Our Annual Report on Form 10-K for the fiscal year ended December 31, 2010, initially filed on March 1, 2011 (“Form 10-K”), as amended by Amendment No. 1 to Form 10-K filed on March 3, 2011, is revised by this Amendment No. 2 on Form 10-K/A to our Form 10-K (“Amendment No. 2”) to include the separate financial statements of JG Gulf Coast Town Center, LLC (“Gulf Coast”) and Triangle Town Member, LLC (“Triangle”), in accordance with Rule 3-09 of Regulation S-X (“Rule 3-09”), as new Exhibits 99.1 and 99.2, respectively, in Part IV, Item 15, Exhibits, Financial Statement Schedules (“Item 15”). Gulf Coast and Triangle represent unconsolidated affiliates, each of which met the conditions of a significant subsidiary pursuant to Rule 3-09(a) and Rule 1-02(w) of Regulation S-X as of and for the year ended December 31, 2009. In accordance with Rule 3-09(b)(1), the separate financial statements of Gulf Coast and Triangle are being filed as an amendment to our Form 10-K, as amended, within 90 days after the end of our fiscal year, as they were not available prior to the filing of our Form 10-K, as amended.
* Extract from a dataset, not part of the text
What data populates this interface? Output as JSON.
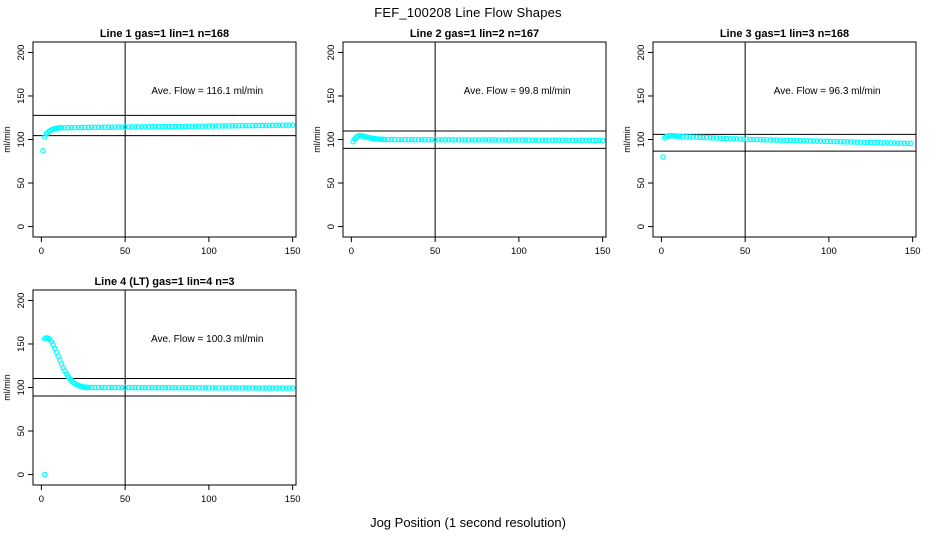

In addition, this Amendment No. 2 revises Item 15 to include new Exhibits 31.1, 31.2, 32.1 and 32.2, certifications of the Chief Executive Officer and Chief Financial Officer, pursuant to Rule 13a-14(a) and (b), and new Exhibits 23.2 and 23.3, consents of Deloitte & Touche LLP.
Except as described above, no other amendments are being made to the Form 10-K, as amended. This Amendment No. 2 does not update or modify the disclosure contained in our Form 10-K, as amended, in any way other than as required to reflect the items discussed above and does not reflect events occurring after the filing date of our Form 10-K, as amended.
Pursuant to the requirements of Section 13 or 15(d) of the Securities Exchange Act of 1934, the Registrant has duly caused this report to be signed on its behalf by the undersigned, thereunto duly authorized.